Q3. Find $X$ and $Y$, if $X+Y = \begin{bmatrix} 5 & 2 \\ 0 & 9 \end{bmatrix}$ and $X-Y = \begin{bmatrix} 3 & 6 \\ 0 & -1 \end{bmatrix}$.

Hint: Add equations: $2X = (X+Y) + (X-Y)$. Subtract: $2Y = (X+Y) - (X-Y)$.
Ans: $X = \begin{bmatrix} 4 & 4 \\ 0 & 4 \end{bmatrix}, Y = \begin{bmatrix} 1 & -2 \\ 0 & 5 \end{bmatrix}$.

Q4. If $A = \begin{bmatrix} 3 & 1 \\ -1 & 2 \end{bmatrix}$, show that $A^2 - 5A + 7I = O$.

Hint: Calculate $A^2 = A \cdot A$. Then substitute in expression.

Level 3: Advanced (4 Marks Each)

Q5. Find the matrix $X$ so that $X \begin{bmatrix} 1 & 2 & 3 \\ 4 & 5 & 6 \end{bmatrix} = \begin{bmatrix} -7 & -8 & -9 \\ 2 & 4 & 6 \end{bmatrix}$.

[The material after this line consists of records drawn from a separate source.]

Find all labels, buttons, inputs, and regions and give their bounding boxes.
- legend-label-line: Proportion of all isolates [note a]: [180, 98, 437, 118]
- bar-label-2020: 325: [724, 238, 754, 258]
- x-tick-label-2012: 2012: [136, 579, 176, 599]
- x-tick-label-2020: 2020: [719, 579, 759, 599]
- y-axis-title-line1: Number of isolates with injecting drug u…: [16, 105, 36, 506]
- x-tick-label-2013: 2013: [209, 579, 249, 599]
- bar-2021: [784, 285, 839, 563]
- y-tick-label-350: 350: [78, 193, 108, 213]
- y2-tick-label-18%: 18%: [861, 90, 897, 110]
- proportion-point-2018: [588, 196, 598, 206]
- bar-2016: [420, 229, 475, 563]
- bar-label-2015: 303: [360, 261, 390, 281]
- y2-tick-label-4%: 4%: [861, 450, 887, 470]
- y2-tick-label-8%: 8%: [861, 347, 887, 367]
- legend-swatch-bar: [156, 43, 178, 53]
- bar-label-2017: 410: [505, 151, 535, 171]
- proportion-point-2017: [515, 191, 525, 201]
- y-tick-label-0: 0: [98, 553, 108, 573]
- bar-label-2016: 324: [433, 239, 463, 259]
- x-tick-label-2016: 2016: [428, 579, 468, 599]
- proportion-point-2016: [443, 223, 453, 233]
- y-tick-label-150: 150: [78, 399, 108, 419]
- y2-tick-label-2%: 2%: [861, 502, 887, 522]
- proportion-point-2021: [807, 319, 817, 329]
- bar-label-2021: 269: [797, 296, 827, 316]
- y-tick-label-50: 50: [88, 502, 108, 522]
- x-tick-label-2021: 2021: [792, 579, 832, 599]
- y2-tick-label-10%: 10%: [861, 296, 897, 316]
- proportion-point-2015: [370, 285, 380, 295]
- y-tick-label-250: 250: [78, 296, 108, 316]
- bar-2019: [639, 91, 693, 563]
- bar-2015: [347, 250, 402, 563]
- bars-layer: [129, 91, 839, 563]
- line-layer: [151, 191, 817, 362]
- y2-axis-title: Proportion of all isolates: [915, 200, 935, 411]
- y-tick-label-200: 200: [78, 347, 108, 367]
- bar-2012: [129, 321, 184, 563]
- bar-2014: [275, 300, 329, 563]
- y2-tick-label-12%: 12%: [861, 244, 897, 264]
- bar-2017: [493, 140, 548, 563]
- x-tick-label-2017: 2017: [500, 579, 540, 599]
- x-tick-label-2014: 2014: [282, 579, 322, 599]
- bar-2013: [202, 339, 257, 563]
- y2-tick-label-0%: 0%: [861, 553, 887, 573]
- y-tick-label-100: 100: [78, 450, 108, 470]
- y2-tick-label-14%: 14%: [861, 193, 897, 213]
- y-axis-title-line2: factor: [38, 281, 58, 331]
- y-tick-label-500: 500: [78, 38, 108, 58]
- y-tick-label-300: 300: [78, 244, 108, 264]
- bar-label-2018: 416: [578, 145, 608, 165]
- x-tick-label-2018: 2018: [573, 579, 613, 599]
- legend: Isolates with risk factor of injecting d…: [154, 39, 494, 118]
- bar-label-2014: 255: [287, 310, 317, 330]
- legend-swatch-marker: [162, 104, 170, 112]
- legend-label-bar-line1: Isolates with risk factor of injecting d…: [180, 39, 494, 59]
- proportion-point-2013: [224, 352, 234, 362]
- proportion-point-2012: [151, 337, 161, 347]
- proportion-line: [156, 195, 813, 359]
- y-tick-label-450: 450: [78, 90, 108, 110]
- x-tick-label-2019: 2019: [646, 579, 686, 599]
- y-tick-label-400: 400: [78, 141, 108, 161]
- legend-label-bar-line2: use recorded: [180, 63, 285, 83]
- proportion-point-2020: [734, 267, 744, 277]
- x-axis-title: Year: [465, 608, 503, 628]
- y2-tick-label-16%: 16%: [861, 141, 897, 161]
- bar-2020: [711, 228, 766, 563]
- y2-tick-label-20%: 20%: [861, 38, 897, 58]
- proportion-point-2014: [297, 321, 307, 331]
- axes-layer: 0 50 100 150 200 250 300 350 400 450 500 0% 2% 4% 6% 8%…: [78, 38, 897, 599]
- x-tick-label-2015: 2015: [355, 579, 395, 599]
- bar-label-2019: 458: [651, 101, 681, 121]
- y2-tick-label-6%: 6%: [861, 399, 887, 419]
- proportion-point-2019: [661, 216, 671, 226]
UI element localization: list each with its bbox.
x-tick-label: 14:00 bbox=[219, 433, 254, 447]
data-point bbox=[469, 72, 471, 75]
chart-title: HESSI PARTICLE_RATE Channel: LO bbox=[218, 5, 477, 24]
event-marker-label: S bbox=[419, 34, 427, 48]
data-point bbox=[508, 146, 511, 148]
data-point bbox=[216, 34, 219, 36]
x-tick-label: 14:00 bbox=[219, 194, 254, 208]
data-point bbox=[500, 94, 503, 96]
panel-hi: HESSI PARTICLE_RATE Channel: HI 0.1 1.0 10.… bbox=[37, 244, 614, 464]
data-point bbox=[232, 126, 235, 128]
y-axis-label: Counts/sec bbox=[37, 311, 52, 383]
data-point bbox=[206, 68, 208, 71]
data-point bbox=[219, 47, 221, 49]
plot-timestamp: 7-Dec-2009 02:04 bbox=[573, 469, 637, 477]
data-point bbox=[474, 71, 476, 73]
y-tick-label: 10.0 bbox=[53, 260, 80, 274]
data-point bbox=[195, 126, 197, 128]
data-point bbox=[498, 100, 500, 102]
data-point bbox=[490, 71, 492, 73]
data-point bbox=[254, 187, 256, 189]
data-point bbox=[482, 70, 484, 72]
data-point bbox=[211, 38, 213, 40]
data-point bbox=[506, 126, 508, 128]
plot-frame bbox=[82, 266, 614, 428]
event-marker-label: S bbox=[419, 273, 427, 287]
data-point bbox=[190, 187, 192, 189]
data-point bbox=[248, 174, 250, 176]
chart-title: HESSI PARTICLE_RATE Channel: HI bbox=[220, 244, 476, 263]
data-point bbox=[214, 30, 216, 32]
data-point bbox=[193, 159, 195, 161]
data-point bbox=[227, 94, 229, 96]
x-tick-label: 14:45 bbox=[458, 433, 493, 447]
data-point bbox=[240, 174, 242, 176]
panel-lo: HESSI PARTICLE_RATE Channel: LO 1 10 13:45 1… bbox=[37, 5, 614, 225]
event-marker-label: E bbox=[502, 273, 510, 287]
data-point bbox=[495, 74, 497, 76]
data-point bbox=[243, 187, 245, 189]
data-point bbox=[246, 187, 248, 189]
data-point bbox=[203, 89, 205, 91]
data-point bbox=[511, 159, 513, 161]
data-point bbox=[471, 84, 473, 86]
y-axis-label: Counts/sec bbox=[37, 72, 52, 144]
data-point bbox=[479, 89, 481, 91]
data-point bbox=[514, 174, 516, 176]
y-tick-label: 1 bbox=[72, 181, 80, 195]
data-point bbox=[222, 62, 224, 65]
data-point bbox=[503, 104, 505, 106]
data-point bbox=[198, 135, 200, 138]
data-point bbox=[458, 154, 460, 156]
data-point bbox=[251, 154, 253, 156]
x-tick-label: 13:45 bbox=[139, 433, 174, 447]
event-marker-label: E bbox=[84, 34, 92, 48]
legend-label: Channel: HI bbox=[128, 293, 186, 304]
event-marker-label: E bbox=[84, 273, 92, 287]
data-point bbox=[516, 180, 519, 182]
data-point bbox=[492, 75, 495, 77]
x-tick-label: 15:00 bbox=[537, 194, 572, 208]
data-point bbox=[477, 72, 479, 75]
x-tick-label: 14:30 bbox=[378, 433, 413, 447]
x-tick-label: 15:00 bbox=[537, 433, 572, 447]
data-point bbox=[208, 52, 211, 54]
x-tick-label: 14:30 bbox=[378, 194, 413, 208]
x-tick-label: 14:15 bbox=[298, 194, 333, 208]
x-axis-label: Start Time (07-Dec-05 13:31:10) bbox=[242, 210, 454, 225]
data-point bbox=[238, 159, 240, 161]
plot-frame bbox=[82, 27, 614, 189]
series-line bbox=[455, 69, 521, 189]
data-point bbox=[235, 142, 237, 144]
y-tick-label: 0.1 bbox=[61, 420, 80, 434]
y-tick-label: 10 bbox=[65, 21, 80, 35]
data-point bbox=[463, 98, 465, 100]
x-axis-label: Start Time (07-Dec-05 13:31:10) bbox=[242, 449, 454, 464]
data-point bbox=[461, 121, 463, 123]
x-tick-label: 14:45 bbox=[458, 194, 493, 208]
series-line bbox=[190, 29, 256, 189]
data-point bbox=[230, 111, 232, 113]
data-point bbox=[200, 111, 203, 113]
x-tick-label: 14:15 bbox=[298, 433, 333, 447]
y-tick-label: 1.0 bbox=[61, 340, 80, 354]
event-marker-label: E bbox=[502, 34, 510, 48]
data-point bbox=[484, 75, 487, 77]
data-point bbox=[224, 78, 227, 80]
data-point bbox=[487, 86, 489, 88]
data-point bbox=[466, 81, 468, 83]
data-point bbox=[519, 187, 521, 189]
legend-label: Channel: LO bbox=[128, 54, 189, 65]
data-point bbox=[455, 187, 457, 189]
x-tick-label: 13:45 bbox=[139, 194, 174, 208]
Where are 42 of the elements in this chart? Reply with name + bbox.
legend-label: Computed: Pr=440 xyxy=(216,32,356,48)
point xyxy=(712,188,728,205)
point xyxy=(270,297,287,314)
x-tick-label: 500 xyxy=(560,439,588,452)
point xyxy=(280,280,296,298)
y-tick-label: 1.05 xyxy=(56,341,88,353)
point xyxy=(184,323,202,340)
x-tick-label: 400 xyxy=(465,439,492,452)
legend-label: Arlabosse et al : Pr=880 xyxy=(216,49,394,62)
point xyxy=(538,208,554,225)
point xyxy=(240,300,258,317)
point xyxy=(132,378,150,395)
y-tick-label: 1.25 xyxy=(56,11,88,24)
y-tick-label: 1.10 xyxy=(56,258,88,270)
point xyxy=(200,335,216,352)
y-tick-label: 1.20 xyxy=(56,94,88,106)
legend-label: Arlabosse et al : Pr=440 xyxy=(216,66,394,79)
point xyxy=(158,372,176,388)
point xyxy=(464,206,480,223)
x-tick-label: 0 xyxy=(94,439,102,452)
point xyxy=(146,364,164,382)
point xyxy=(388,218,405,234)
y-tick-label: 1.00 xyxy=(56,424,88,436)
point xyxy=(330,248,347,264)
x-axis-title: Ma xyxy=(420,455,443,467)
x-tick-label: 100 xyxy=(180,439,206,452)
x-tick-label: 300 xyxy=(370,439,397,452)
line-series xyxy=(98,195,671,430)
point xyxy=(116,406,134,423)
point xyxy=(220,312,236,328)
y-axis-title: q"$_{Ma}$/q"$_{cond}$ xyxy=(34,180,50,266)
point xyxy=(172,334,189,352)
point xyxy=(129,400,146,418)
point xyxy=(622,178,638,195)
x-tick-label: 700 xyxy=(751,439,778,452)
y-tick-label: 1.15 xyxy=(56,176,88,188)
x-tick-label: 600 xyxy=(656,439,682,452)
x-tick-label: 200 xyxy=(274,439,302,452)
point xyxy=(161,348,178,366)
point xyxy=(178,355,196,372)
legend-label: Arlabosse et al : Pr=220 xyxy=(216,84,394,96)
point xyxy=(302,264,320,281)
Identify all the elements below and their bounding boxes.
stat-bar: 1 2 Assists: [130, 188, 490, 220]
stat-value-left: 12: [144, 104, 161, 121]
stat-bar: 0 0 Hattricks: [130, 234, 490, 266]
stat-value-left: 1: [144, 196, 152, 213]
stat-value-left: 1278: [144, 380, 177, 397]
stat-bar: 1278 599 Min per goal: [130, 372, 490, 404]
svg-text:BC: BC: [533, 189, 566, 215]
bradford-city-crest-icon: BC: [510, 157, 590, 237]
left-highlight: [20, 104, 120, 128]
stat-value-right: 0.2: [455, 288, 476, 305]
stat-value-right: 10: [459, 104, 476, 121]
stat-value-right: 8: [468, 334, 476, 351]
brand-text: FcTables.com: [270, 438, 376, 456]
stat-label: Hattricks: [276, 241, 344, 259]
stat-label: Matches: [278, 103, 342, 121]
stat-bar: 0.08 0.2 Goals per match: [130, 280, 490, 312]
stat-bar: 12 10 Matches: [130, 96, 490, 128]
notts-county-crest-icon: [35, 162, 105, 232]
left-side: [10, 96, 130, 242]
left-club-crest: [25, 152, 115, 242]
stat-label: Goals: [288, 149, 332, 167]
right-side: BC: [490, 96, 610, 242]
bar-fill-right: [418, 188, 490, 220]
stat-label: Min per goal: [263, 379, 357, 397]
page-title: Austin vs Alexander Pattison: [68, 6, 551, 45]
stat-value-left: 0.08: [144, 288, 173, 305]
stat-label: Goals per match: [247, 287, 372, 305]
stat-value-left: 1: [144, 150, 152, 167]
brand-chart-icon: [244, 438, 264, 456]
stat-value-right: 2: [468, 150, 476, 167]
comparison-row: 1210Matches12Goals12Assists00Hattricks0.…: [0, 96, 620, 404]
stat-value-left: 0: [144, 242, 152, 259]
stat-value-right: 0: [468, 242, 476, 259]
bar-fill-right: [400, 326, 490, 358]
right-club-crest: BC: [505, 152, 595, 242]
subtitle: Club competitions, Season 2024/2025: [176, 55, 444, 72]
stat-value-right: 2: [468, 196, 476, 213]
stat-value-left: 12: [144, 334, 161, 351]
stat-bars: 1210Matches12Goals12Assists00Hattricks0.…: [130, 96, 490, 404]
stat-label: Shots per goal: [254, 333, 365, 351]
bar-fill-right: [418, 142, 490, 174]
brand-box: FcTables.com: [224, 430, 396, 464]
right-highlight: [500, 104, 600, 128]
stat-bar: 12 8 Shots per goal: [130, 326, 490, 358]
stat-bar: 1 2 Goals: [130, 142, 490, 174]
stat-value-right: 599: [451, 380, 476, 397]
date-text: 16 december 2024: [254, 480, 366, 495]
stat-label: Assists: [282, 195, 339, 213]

Hint: Let $X$ be of order $2 \times 2$ (since result is $2 \times 3$ and second matrix is $2 \times 3$). Let $X = \begin{bmatrix} a & b \\ c & d \end{bmatrix}$. Multiply and compare elements to solve for $a,b,c,d$.
Ans: $X = \begin{bmatrix} 1 & -2 \\ 2 & 0 \end{bmatrix}$.